ANÁLISE :  ANTHONY FAIOLA 

 

Ômicron – a variante do coronavírus com mutações preocupantes primeiramente detectada no não vacinado sul da África – chegou ao bem vacinado Ocidente. Em meio a um novo pânico global e a novas restrições a viagens, casos confirmados de infecção pela nova cepa emergiram do Reino Unido à Austrália. Se a variedade Ômicron agora se espalhar pelas capitais ocidentais com força similar à que a Delta se espalhou, os países ricos, afirmam os cientistas, estarão colhendo o que semearam.

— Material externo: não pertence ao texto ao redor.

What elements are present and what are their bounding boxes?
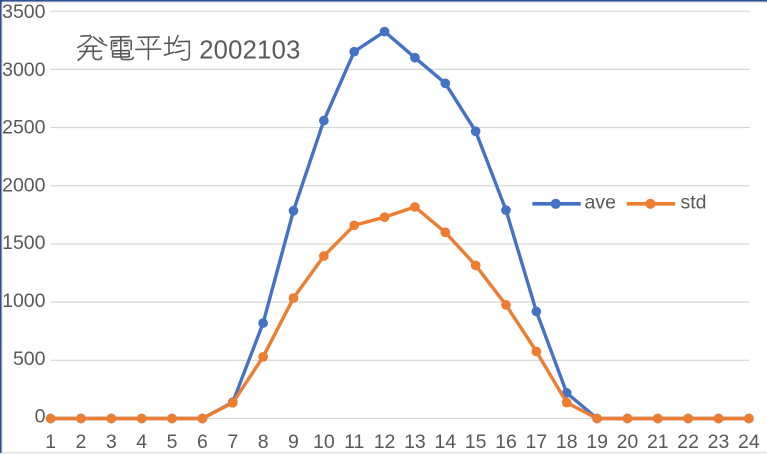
svg-text:1000: 1000 — [2, 290, 46, 312]
svg-text:ave: ave — [585, 192, 616, 214]
svg-text:2500: 2500 — [2, 117, 46, 139]
svg-text:2000: 2000 — [2, 174, 46, 196]
svg-text:18: 18 — [556, 431, 578, 453]
svg-text:20: 20 — [617, 431, 639, 453]
svg-text:500: 500 — [13, 348, 46, 370]
svg-text:3: 3 — [106, 431, 117, 453]
svg-text:9: 9 — [288, 431, 299, 453]
svg-text:16: 16 — [495, 431, 517, 453]
svg-text:2: 2 — [76, 431, 87, 453]
svg-text:15: 15 — [465, 431, 487, 453]
svg-text:11: 11 — [344, 431, 364, 453]
svg-text:24: 24 — [738, 431, 760, 453]
svg-text:4: 4 — [136, 431, 147, 453]
svg-text:1500: 1500 — [2, 232, 46, 254]
svg-text:3000: 3000 — [2, 59, 46, 81]
svg-text:3500: 3500 — [2, 1, 46, 23]
svg-text:7: 7 — [227, 431, 238, 453]
svg-text:22: 22 — [677, 431, 699, 453]
svg-text:14: 14 — [434, 431, 456, 453]
svg-text:13: 13 — [404, 431, 426, 453]
svg-text:1: 1 — [45, 431, 56, 453]
svg-text:0: 0 — [35, 406, 46, 428]
svg-text:5: 5 — [167, 431, 178, 453]
svg-text:6: 6 — [197, 431, 208, 453]
svg-text:17: 17 — [526, 431, 548, 453]
svg-text:12: 12 — [374, 431, 396, 453]
svg-text:23: 23 — [708, 431, 730, 453]
svg-text:19: 19 — [586, 431, 608, 453]
svg-text:8: 8 — [258, 431, 269, 453]
svg-text:2002103: 2002103 — [199, 37, 300, 65]
svg-text:21: 21 — [647, 431, 669, 453]
svg-text:10: 10 — [313, 431, 335, 453]
svg-text:std: std — [681, 192, 707, 214]
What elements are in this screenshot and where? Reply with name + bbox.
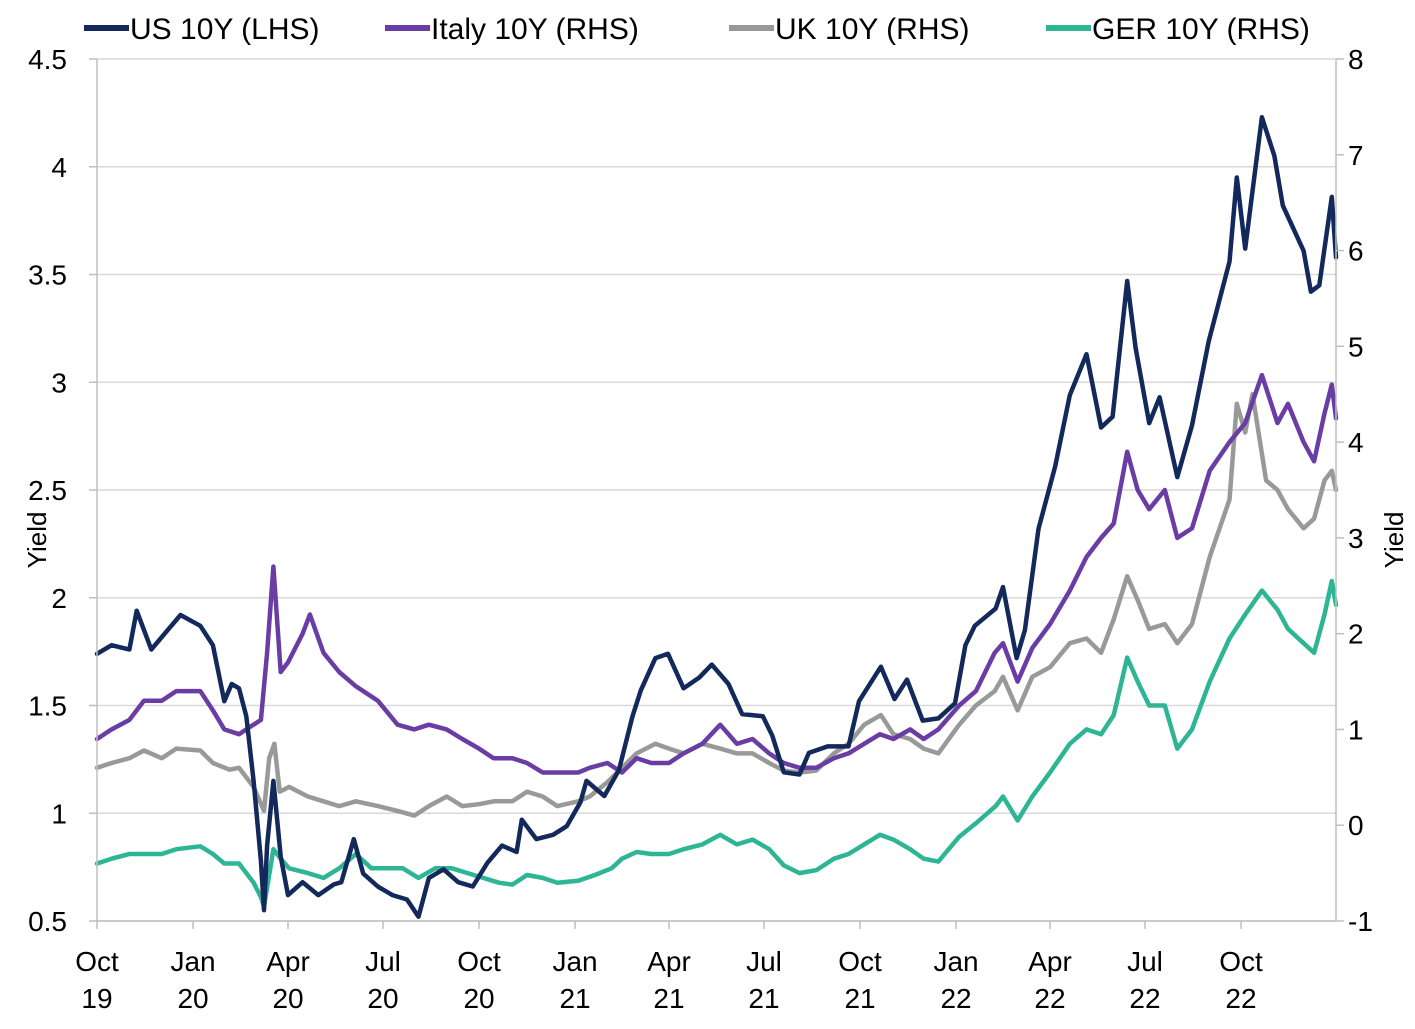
left-tick-label: 0.5 [28, 906, 67, 937]
legend-label: Italy 10Y (RHS) [431, 13, 639, 46]
right-axis-ticks: -1 0 1 2 3 4 5 6 7 8 [1336, 44, 1373, 937]
legend-label: GER 10Y (RHS) [1092, 13, 1310, 46]
legend: US 10Y (LHS) Italy 10Y (RHS) UK 10Y (RHS) G… [84, 13, 1310, 46]
x-tick-label-month: Oct [75, 946, 119, 977]
left-tick-label: 4 [51, 152, 67, 183]
x-tick-label-month: Jan [552, 946, 597, 977]
right-tick-label: 3 [1348, 523, 1364, 554]
x-tick-label-month: Apr [647, 946, 691, 977]
left-axis-ticks: 0.5 1 1.5 2 2.5 3 3.5 4 4.5 [28, 44, 97, 937]
right-tick-label: 5 [1348, 331, 1364, 362]
right-tick-label: -1 [1348, 906, 1373, 937]
series-line-italy [94, 372, 1339, 775]
x-axis-ticks: Oct 19 Jan 20 Apr 20 Jul 20 Oct 20 Jan 21 Apr 21 Jul 21… [75, 921, 1263, 1014]
x-tick-label-year: 22 [940, 983, 971, 1014]
x-tick-label-month: Apr [1028, 946, 1072, 977]
gridlines [97, 58, 1336, 922]
left-tick-label: 1.5 [28, 691, 67, 722]
legend-label: US 10Y (LHS) [130, 13, 320, 46]
legend-label: UK 10Y (RHS) [775, 13, 970, 46]
x-tick-label-year: 21 [844, 983, 875, 1014]
right-tick-label: 2 [1348, 619, 1364, 650]
left-tick-label: 3.5 [28, 260, 67, 291]
x-tick-label-month: Jan [170, 946, 215, 977]
x-tick-label-year: 20 [367, 983, 398, 1014]
right-tick-label: 1 [1348, 714, 1364, 745]
left-axis-title: Yield [22, 512, 52, 569]
x-tick-label-month: Oct [457, 946, 501, 977]
x-tick-label-month: Oct [1219, 946, 1263, 977]
left-tick-label: 2 [51, 583, 67, 614]
left-tick-label: 3 [51, 367, 67, 398]
x-tick-label-month: Jul [746, 946, 782, 977]
x-tick-label-year: 20 [463, 983, 494, 1014]
x-tick-label-year: 22 [1129, 983, 1160, 1014]
x-tick-label-year: 21 [748, 983, 779, 1014]
x-tick-label-month: Oct [838, 946, 882, 977]
x-tick-label-year: 20 [177, 983, 208, 1014]
x-tick-label-month: Jul [365, 946, 401, 977]
left-tick-label: 1 [51, 798, 67, 829]
x-tick-label-month: Apr [266, 946, 310, 977]
x-tick-label-year: 20 [272, 983, 303, 1014]
right-tick-label: 7 [1348, 140, 1364, 171]
series-line-us [94, 114, 1339, 919]
x-tick-label-month: Jan [933, 946, 978, 977]
x-tick-label-year: 22 [1225, 983, 1256, 1014]
right-axis-title: Yield [1379, 512, 1409, 569]
x-tick-label-month: Jul [1127, 946, 1163, 977]
x-tick-label-year: 19 [81, 983, 112, 1014]
right-tick-label: 6 [1348, 236, 1364, 267]
left-tick-label: 4.5 [28, 44, 67, 75]
x-tick-label-year: 22 [1034, 983, 1065, 1014]
right-tick-label: 8 [1348, 44, 1364, 75]
x-tick-label-year: 21 [653, 983, 684, 1014]
x-tick-label-year: 21 [559, 983, 590, 1014]
left-tick-label: 2.5 [28, 475, 67, 506]
series-line-uk [94, 391, 1339, 818]
series-layer [94, 114, 1339, 919]
right-tick-label: 0 [1348, 810, 1364, 841]
right-tick-label: 4 [1348, 427, 1364, 458]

Talvez nenhum outro momento da pandemia tenha comprovado mais verdadeiramente o mantra ignorado de que "ninguém está a salvo até que todos estejam a salvo". Novas variantes do coronavírus, afirmam especialistas, são uma consequência mortífera da desigualdade vacinal – e de um sistema internacional que tem permitido aos países ricos estocarem vacinas para si, deixando os países mais pobres e menos poderosos sobrevivendo com migalhas.

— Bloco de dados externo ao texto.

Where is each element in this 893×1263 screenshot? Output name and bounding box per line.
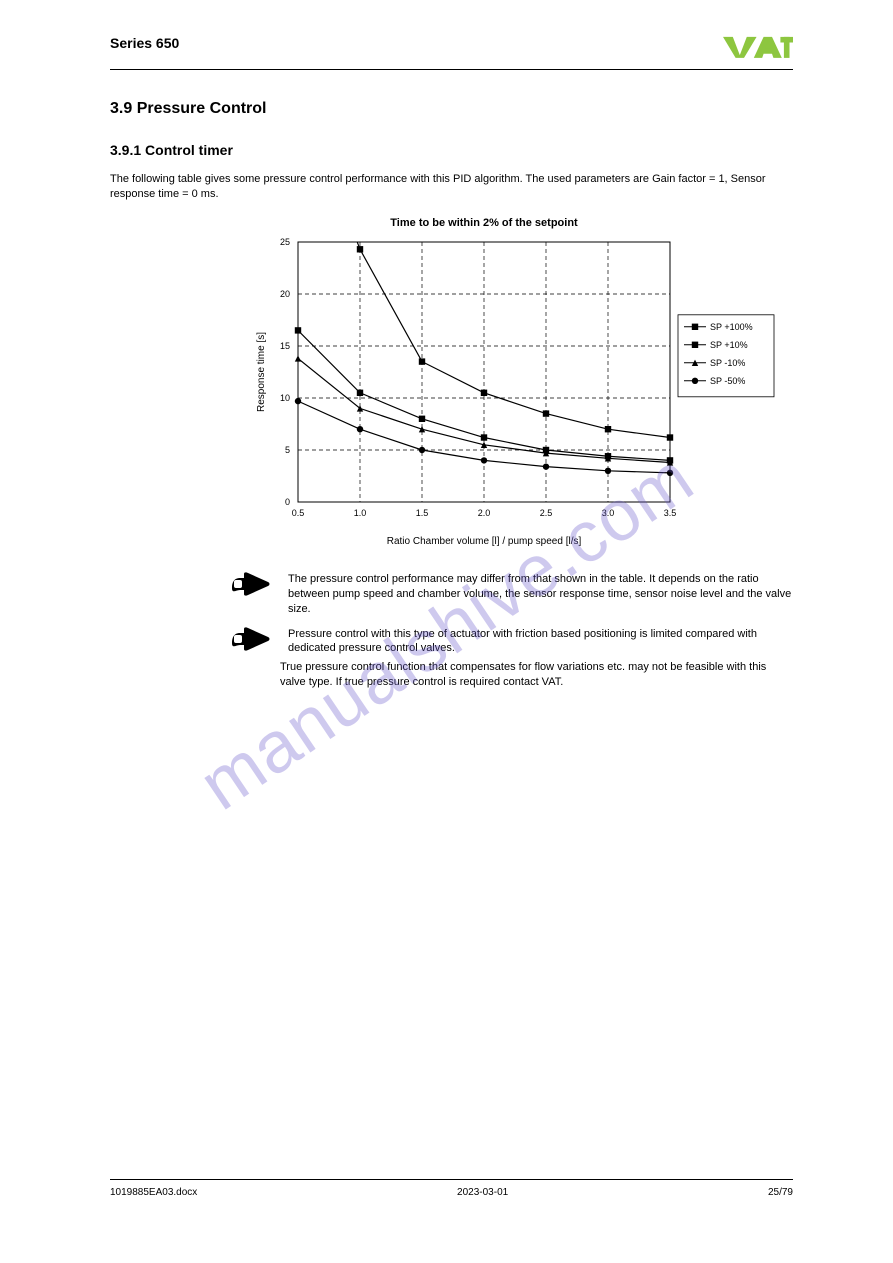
note-1: The pressure control performance may dif…: [230, 572, 793, 617]
footer-filename: 1019885EA03.docx: [110, 1186, 197, 1200]
svg-text:1.5: 1.5: [416, 508, 429, 518]
svg-text:Response time [s]: Response time [s]: [256, 332, 267, 412]
series-label: Series 650: [110, 34, 179, 53]
section-heading: 3.9 Pressure Control: [110, 98, 793, 120]
chart-svg: Time to be within 2% of the setpoint 0.5 1…: [250, 212, 780, 552]
svg-text:1.0: 1.0: [354, 508, 367, 518]
svg-text:Ratio Chamber volume [l] / pum: Ratio Chamber volume [l] / pump speed [l…: [387, 536, 582, 547]
svg-text:SP -50%: SP -50%: [710, 376, 745, 386]
note-2a-text: Pressure control with this type of actua…: [288, 628, 757, 655]
footer-date: 2023-03-01: [457, 1186, 508, 1200]
svg-text:SP +100%: SP +100%: [710, 322, 753, 332]
control-timer-chart: Time to be within 2% of the setpoint 0.5 1…: [250, 212, 793, 552]
svg-text:0: 0: [285, 497, 290, 507]
svg-text:2.0: 2.0: [478, 508, 491, 518]
svg-text:0.5: 0.5: [292, 508, 305, 518]
header: Series 650: [110, 34, 793, 63]
svg-text:10: 10: [280, 393, 290, 403]
svg-text:2.5: 2.5: [540, 508, 553, 518]
footer: 1019885EA03.docx 2023-03-01 25/79: [110, 1179, 793, 1200]
note-1-text: The pressure control performance may dif…: [288, 572, 793, 617]
pointing-hand-icon: [230, 570, 272, 598]
intro-paragraph: The following table gives some pressure …: [110, 172, 793, 202]
svg-text:SP -10%: SP -10%: [710, 358, 745, 368]
content: 3.9 Pressure Control 3.9.1 Control timer…: [110, 98, 793, 690]
svg-text:3.0: 3.0: [602, 508, 615, 518]
svg-text:20: 20: [280, 289, 290, 299]
vat-logo: [723, 34, 793, 63]
svg-text:5: 5: [285, 445, 290, 455]
svg-text:25: 25: [280, 237, 290, 247]
footer-divider: [110, 1179, 793, 1180]
svg-text:SP +10%: SP +10%: [710, 340, 748, 350]
pointing-hand-icon: [230, 625, 272, 653]
svg-text:3.5: 3.5: [664, 508, 677, 518]
subsection-heading: 3.9.1 Control timer: [110, 141, 793, 160]
footer-page: 25/79: [768, 1186, 793, 1200]
note-2b-text: True pressure control function that comp…: [280, 660, 793, 690]
svg-text:15: 15: [280, 341, 290, 351]
header-divider: [110, 69, 793, 70]
svg-text:Time to be within 2% of the se: Time to be within 2% of the setpoint: [390, 217, 578, 229]
note-2: Pressure control with this type of actua…: [230, 627, 793, 657]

Baixos índices de vacinação também fizeram desses países potenciais campos de germinação de mutações virais capazes de se espalhar rapidamente por um mundo globalizado. Os índices de cobertura vacinal completa nos EUA, na França e na China são de 60%, 70% e 77%, respectivamente.

Compare isso com apenas 6% do 1,2 bilhão de habitantes da África.

"Nossas conquistas em nossos próprios países estão em risco em razão dos fracassos fora dos nossos países. Por causa do nacionalismo vacinal, não apenas nos EUA e na Europa, mas também na Índia e na China", disse, no fim de semana, J. Stephen Morrison, diretor do centro para política sanitária global Centro para Estudos Estratégicos e Internacionais. "Se há transmissão descontrolada em grandes populações, este é o ambiente ideal para a geração de novas variantes. Na África, o índice de vacinação é de 6%. Haverá mutações."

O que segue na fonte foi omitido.